Erectile dysfunction medications are nothing new — you’re unlikely to make it through an evening of prime time television without seeing at least a couple ads for various chemical cocktails that enhance male virility — an neither are the side effects. The humorous warning to seek medical attention if you experience an erection that lasts hours on end always produces a giggle or two, but one 31-year-old man found it hard to laugh when his erection meds actually changed his vision.
In a new case report published in Retinal Cases & Brief Reports, doctors from Mount Sinai Hospital describe the bizarre case of an otherwise healthy man whose vision turned red after drinking some internet-bought erectile aid.
“A 31-year-old white man with no medical history presented with complaints of bilateral multicolored photopsias and erythropsia (red-tinted vision), shortly after taking sildenafil citrate—purchased through the internet,” the researchers write.
Sildenafil is the drug that gives medications like Viagra and others their potent kick, and most of the time the recommended dose does its job without damaging anything.

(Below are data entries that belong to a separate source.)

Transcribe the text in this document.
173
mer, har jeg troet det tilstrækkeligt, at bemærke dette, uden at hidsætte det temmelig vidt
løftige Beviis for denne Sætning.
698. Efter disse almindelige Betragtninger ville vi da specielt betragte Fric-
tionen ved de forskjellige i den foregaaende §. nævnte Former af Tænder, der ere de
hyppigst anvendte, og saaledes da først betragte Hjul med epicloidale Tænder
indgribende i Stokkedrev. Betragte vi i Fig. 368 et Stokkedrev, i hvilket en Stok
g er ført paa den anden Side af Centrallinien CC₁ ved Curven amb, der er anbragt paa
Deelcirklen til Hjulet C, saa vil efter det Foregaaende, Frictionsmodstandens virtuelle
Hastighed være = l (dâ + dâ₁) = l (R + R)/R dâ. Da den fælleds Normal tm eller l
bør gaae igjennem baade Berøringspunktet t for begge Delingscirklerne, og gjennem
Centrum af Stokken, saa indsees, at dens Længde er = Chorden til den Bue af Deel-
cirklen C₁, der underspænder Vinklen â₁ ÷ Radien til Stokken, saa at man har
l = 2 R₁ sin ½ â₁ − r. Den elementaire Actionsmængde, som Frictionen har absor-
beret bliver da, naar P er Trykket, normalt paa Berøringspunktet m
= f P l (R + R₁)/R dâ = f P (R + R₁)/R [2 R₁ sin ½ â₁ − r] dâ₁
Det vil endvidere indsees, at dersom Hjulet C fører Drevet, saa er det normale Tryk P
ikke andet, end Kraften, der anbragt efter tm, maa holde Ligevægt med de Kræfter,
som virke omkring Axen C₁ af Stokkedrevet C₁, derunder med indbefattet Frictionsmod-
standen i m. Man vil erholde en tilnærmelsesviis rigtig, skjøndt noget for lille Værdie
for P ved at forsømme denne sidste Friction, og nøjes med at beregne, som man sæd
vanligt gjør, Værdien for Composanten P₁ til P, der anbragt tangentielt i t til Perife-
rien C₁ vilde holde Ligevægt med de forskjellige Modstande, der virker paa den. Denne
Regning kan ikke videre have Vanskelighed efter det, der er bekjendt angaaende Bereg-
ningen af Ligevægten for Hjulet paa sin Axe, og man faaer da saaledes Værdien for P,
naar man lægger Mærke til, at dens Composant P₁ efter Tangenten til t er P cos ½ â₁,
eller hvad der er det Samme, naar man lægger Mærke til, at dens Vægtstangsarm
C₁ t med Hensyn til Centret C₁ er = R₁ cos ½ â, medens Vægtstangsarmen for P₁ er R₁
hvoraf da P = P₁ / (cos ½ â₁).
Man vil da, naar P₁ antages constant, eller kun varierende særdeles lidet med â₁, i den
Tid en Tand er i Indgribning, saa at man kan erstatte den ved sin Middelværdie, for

However, in some cases the drug can cause changes in vision that last less than a day.
In this particular case, the doctors determined that the man took more than the maximum dose, leading to retinal toxicity. The damage that resulted gave his vision a red hue which lasted a whole lot longer than 24 hours.
“Patient was found to have cone photoreceptor damage, demonstrated using electroretinogram, optical coherence tomography, and adaptive optics imaging,” the study reads. “The patient’s symptoms and the photoreceptor structural changes persisted for several months.”